ABC News' Brennan McCord reports:
The University at Buffalo evacuated students, faculty, and staff Tuesday as witnesses reported they saw a person with a rifle in the library. Though no one was injured in the incident, it’s a scene that’s become all too familiar.
There have been over 20 violent shootings in just three years since the Virginia Tech Massacre in 2007, from the Amish School shooting at Nickel Mines to the Pennsylvania Fitness Club shooting. In most cases, there has generally been a common theme to the alleged shooters: a troubling past.
Case in point: police found two typed notes in bag of the Pennsylvania LA Fitness shooter at the scene, each reflecting his extreme frustration and depression with life and women.

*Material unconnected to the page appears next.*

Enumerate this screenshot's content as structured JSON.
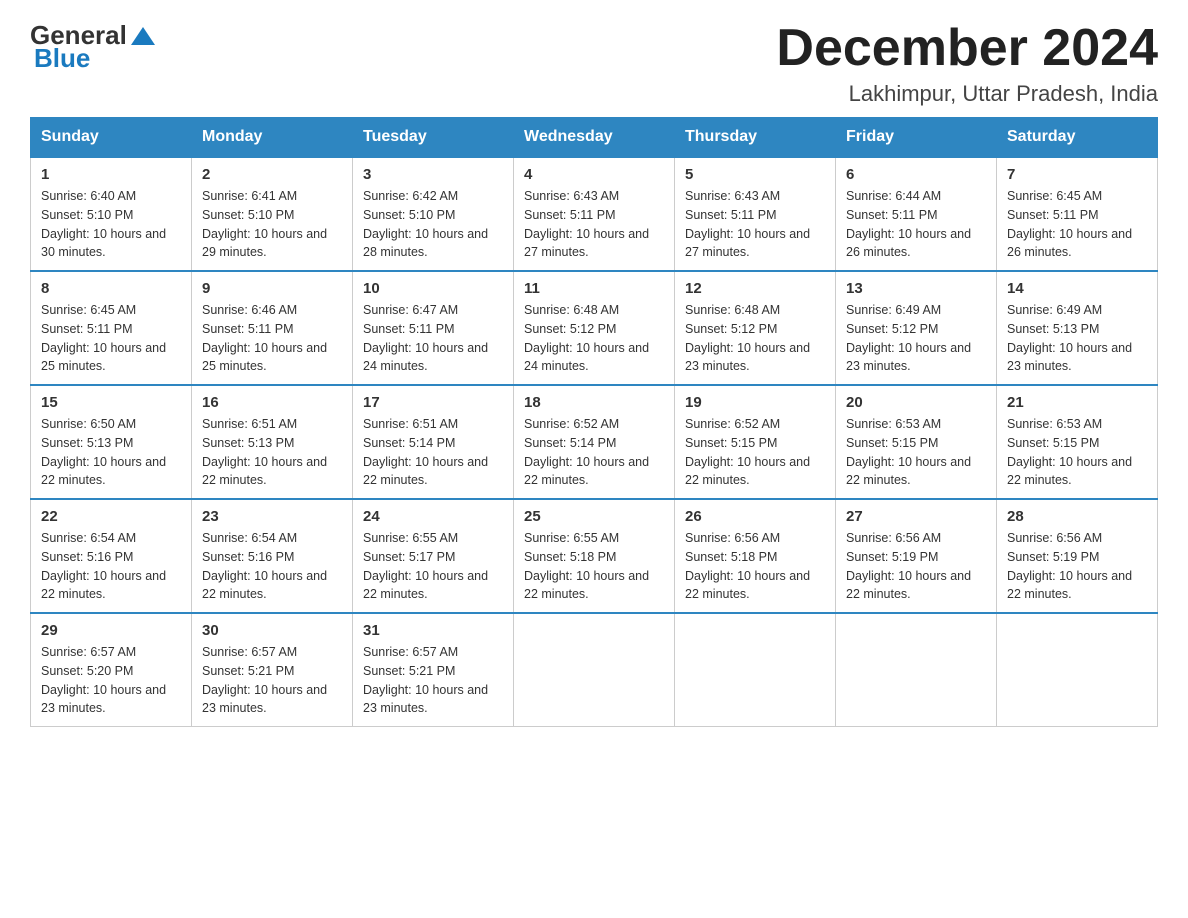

Nidal Hasan, suspected of killing 13 in the Fort Hood shooting in November 2009, compared suicide bombers to soldiers in internet postings. In the recent University of Alabama shooting, the accused shooter, Amy Bishop, was said to have screamed and cursed at children and had face-to-face confrontations with neighbors. Bishop was charged with assault court for allegedly punching a mother of two in the head when the victim was given the last booster seat at a Massachusetts pancake restaurant.

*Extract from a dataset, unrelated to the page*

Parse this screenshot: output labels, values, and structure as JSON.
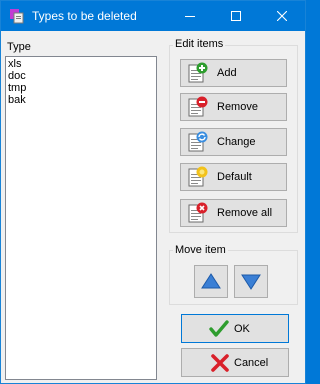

“For a faculty member to murder colleagues after denial of tenure would probably require ‘standard’ experiences of disappointment, a sense of betrayal and desperation, and the additional burden of mental illness – either a severe depression or some form of psychosis,” Dr. Stephen Shuchter, professor of clinical psychiatry emeritus at The University of California, San Diego, told ABC News.
University at Buffalo police are still searching for their suspect: a white male in his 20s with short brown hair that may or may not have been carrying a rifle in the University library.